If so, it takes the distinguished scholar of Japanese religions and culture, Helen Hardacre, nigh on 700 pages to provide that answer. Her meticulously researched work is scholarly and densely written. Which is not to say that it is hard work. Her writing is clear and detailed and the book is a comfortable though serious read.
Hardacre is the Reischauer Institute professor of Japanese religions and society at Harvard University. She has done extensive fieldwork on contemporary Shinto and Buddhist religious organisations, the religious life of Japan’s Korean minority and contemporary ritualisation of abortion. She has also written extensively on State Shinto.
In the volume under review, Hardacre investigates the claims about Shinto as the embodiment of indigenous tradition and its rightful place in the public realm. It is often claimed in the West that it was Shinto that drove Japanese military aggression. It is still seen as provocative for ministers and others to visit the Yasukuni Shrine in Tokyo, which honours the war dead. Hardacre makes the controversial claim that it was in fact the Allied Occupation that created this image.
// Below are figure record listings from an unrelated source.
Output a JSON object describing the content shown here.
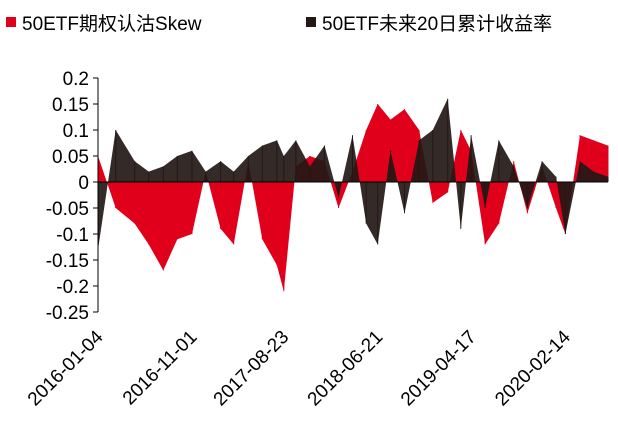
{
  "chart_data": {
    "type": "area",
    "title": "",
    "xlabel": "",
    "ylabel": "",
    "ylim": [
      -0.25,
      0.2
    ],
    "yticks": [
      0.2,
      0.15,
      0.1,
      0.05,
      0,
      -0.05,
      -0.1,
      -0.15,
      -0.2,
      -0.25
    ],
    "ytick_labels": [
      "0.2",
      "0.15",
      "0.1",
      "0.05",
      "0",
      "-0.05",
      "-0.1",
      "-0.15",
      "-0.2",
      "-0.25"
    ],
    "x_tick_labels": [
      "2016-01-04",
      "2016-11-01",
      "2017-08-23",
      "2018-06-21",
      "2019-04-17",
      "2020-02-14"
    ],
    "x_range": [
      "2016-01-04",
      "2020-06-30"
    ],
    "grid": false,
    "legend_position": "top",
    "series": [
      {
        "name": "50ETF期权认沽Skew",
        "color": "#e0001b",
        "x": [
          "2016-01-04",
          "2016-03-01",
          "2016-05-01",
          "2016-06-15",
          "2016-08-01",
          "2016-09-15",
          "2016-11-01",
          "2016-12-15",
          "2017-02-01",
          "2017-03-15",
          "2017-05-01",
          "2017-06-15",
          "2017-08-01",
          "2017-08-23",
          "2017-10-01",
          "2017-11-15",
          "2018-01-01",
          "2018-02-15",
          "2018-04-01",
          "2018-05-15",
          "2018-06-21",
          "2018-08-01",
          "2018-09-15",
          "2018-11-01",
          "2018-12-15",
          "2019-02-01",
          "2019-03-15",
          "2019-04-17",
          "2019-06-01",
          "2019-07-15",
          "2019-09-01",
          "2019-10-15",
          "2019-12-01",
          "2020-01-15",
          "2020-02-14",
          "2020-04-01",
          "2020-05-15",
          "2020-06-30"
        ],
        "values": [
          0.05,
          -0.05,
          -0.08,
          -0.12,
          -0.17,
          -0.11,
          -0.1,
          0.02,
          -0.09,
          -0.12,
          0.04,
          -0.11,
          -0.16,
          -0.21,
          0.03,
          0.05,
          0.04,
          -0.05,
          0.02,
          0.1,
          0.15,
          0.12,
          0.14,
          0.1,
          -0.04,
          -0.02,
          0.1,
          0.06,
          -0.12,
          -0.08,
          0.04,
          -0.06,
          0.03,
          -0.05,
          -0.1,
          0.09,
          0.08,
          0.07
        ]
      },
      {
        "name": "50ETF未来20日累计收益率",
        "color": "#231815",
        "x": [
          "2016-01-04",
          "2016-03-01",
          "2016-05-01",
          "2016-06-15",
          "2016-08-01",
          "2016-09-15",
          "2016-11-01",
          "2016-12-15",
          "2017-02-01",
          "2017-03-15",
          "2017-05-01",
          "2017-06-15",
          "2017-08-01",
          "2017-08-23",
          "2017-10-01",
          "2017-11-15",
          "2018-01-01",
          "2018-02-15",
          "2018-04-01",
          "2018-05-15",
          "2018-06-21",
          "2018-08-01",
          "2018-09-15",
          "2018-11-01",
          "2018-12-15",
          "2019-02-01",
          "2019-03-15",
          "2019-04-17",
          "2019-06-01",
          "2019-07-15",
          "2019-09-01",
          "2019-10-15",
          "2019-12-01",
          "2020-01-15",
          "2020-02-14",
          "2020-04-01",
          "2020-05-15",
          "2020-06-30"
        ],
        "values": [
          -0.13,
          0.1,
          0.04,
          0.02,
          0.03,
          0.05,
          0.06,
          0.02,
          0.04,
          0.02,
          0.05,
          0.07,
          0.08,
          0.05,
          0.08,
          0.03,
          0.07,
          -0.03,
          0.09,
          -0.08,
          -0.12,
          0.06,
          -0.06,
          0.08,
          0.1,
          0.16,
          -0.09,
          0.09,
          -0.05,
          0.08,
          0.03,
          -0.05,
          0.04,
          0.01,
          -0.1,
          0.04,
          0.02,
          0.01
        ]
      }
    ]
  }
}
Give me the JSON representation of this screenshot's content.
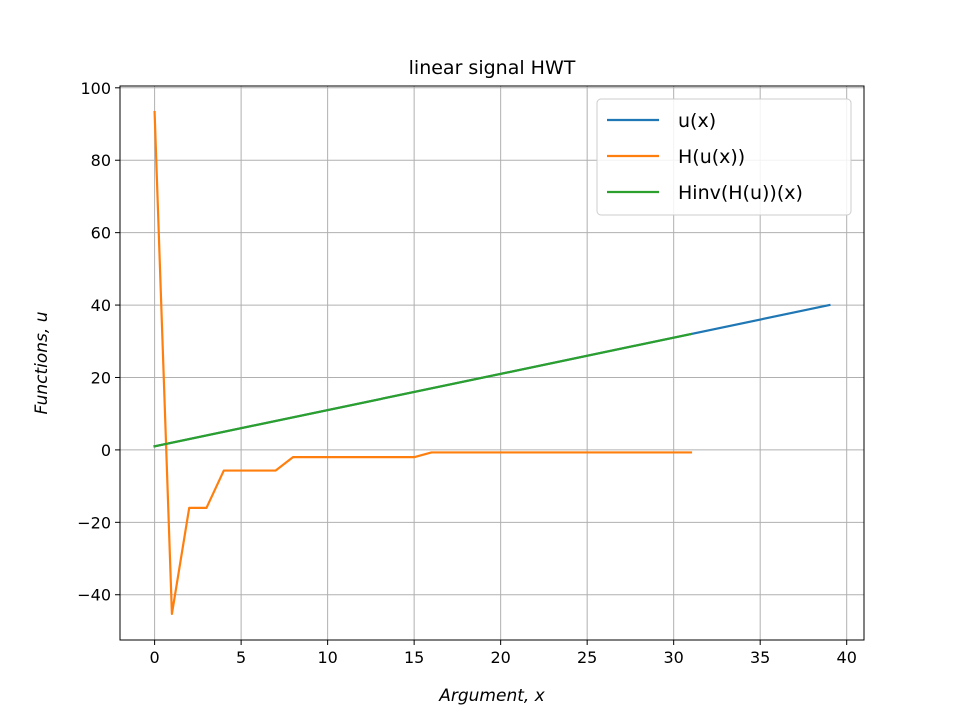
{
  "chart_data": {
    "type": "line",
    "title": "linear signal HWT",
    "xlabel": "Argument, x",
    "ylabel": "Functions, u",
    "xlim": [
      -2,
      41
    ],
    "ylim": [
      -52.5,
      100.5
    ],
    "xticks": [
      0,
      5,
      10,
      15,
      20,
      25,
      30,
      35,
      40
    ],
    "yticks": [
      -40,
      -20,
      0,
      20,
      40,
      60,
      80,
      100
    ],
    "ytick_labels": [
      "−40",
      "−20",
      "0",
      "20",
      "40",
      "60",
      "80",
      "100"
    ],
    "grid": true,
    "legend_position": "top-right",
    "series": [
      {
        "name": "u(x)",
        "color": "#1f77b4",
        "x": [
          0,
          39
        ],
        "y": [
          1,
          40
        ]
      },
      {
        "name": "H(u(x))",
        "color": "#ff7f0e",
        "x": [
          0,
          1,
          2,
          3,
          4,
          5,
          6,
          7,
          8,
          9,
          10,
          11,
          12,
          13,
          14,
          15,
          16,
          17,
          18,
          19,
          20,
          21,
          22,
          23,
          24,
          25,
          26,
          27,
          28,
          29,
          30,
          31
        ],
        "y": [
          93.3,
          -45.3,
          -16,
          -16,
          -5.7,
          -5.7,
          -5.7,
          -5.7,
          -2,
          -2,
          -2,
          -2,
          -2,
          -2,
          -2,
          -2,
          -0.7,
          -0.7,
          -0.7,
          -0.7,
          -0.7,
          -0.7,
          -0.7,
          -0.7,
          -0.7,
          -0.7,
          -0.7,
          -0.7,
          -0.7,
          -0.7,
          -0.7,
          -0.7
        ]
      },
      {
        "name": "Hinv(H(u))(x)",
        "color": "#2ca02c",
        "x": [
          0,
          31
        ],
        "y": [
          1,
          32
        ]
      }
    ]
  }
}
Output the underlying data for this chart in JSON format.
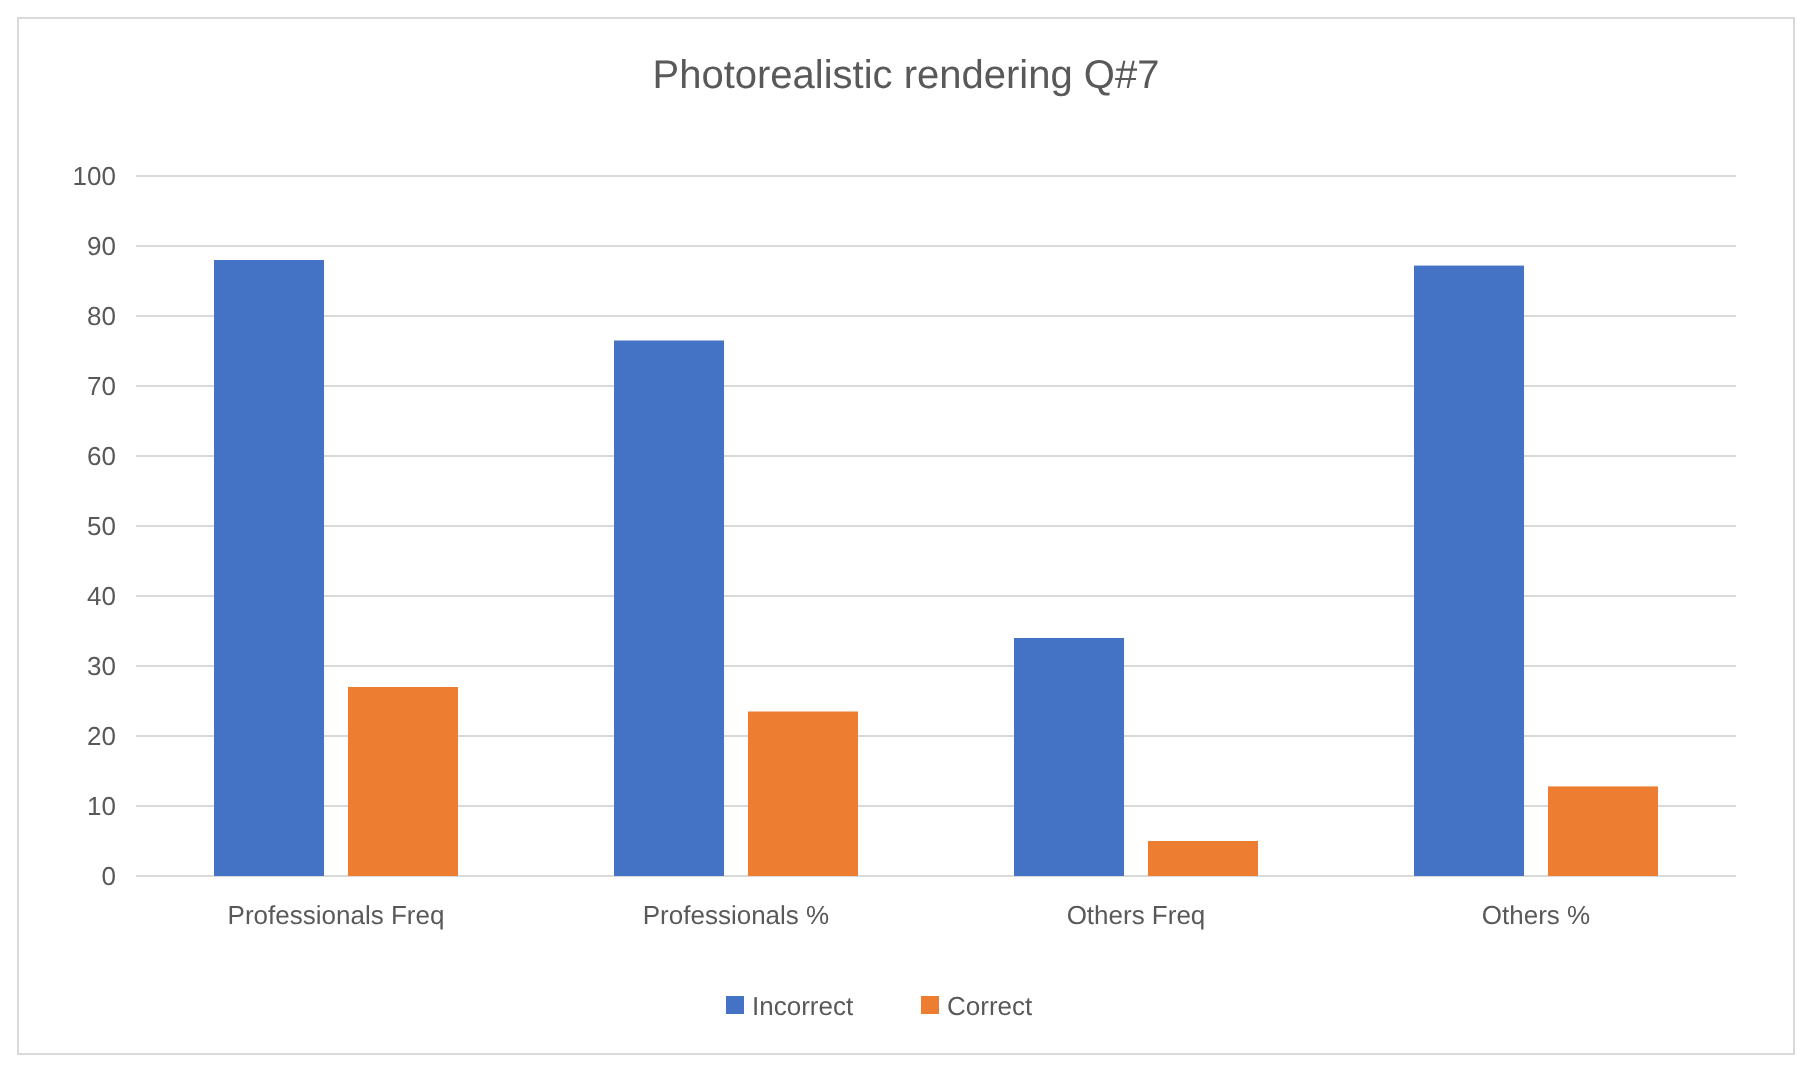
{
  "chart_data": {
    "type": "bar",
    "title": "Photorealistic rendering Q#7",
    "categories": [
      "Professionals Freq",
      "Professionals %",
      "Others Freq",
      "Others %"
    ],
    "series": [
      {
        "name": "Incorrect",
        "color": "#4472c4",
        "values": [
          88,
          76.5,
          34,
          87.2
        ]
      },
      {
        "name": "Correct",
        "color": "#ed7d31",
        "values": [
          27,
          23.5,
          5,
          12.8
        ]
      }
    ],
    "ylim": [
      0,
      100
    ],
    "yticks": [
      0,
      10,
      20,
      30,
      40,
      50,
      60,
      70,
      80,
      90,
      100
    ],
    "grid": "y",
    "legend": "bottom"
  }
}
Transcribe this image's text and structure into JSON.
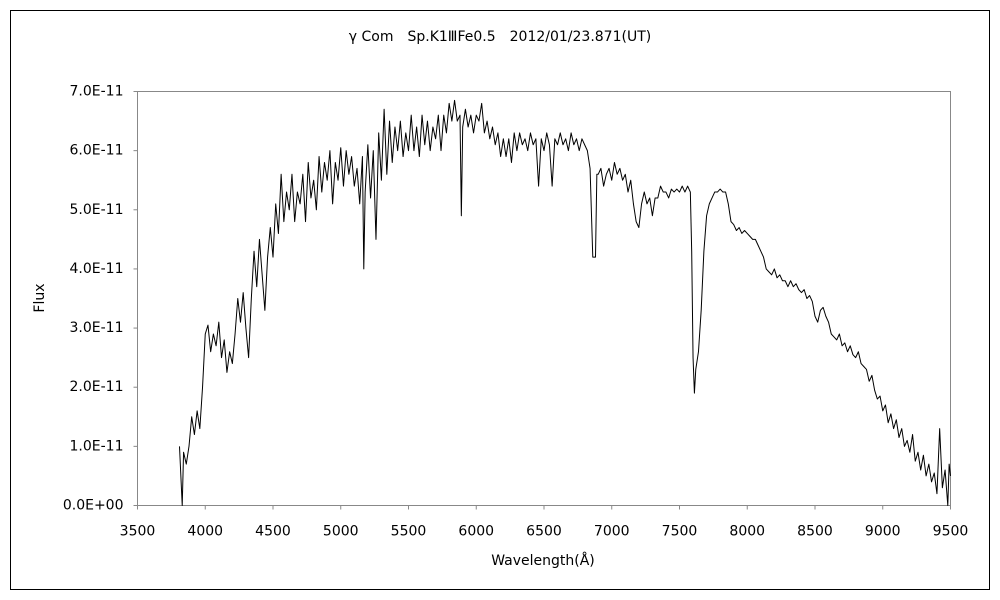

For the most part, Shinto beliefs are benign. There are deities (kami) in all things, animate and inanimate, around us, and in everyday life, to some degree, we placate them.
A fine example is when someone builds a new house. It is usual to have a ground-breaking ceremony attended by a Shinto priest, whose role is to calm the kami whose “home” is being disrupted by the construction work.
Hardacre writes, “If people plan to disturb their domain by digging in the earth, planting crops and erecting buildings, it is ‘only proper’ to begin by asking permission from the kami, with prayer, food, gifts and drinks and a place for them to receive these offerings, or in which to dwell ongoingly, that is, a shrine”.
The book is finely illustrated with many photographs from the author’s own collection and there are a number of very useful tables and charts, many relating to the funding of shrines. As the promotional material states, “Hardacre’s magisterial work will stand as the definitive reference for years to come”.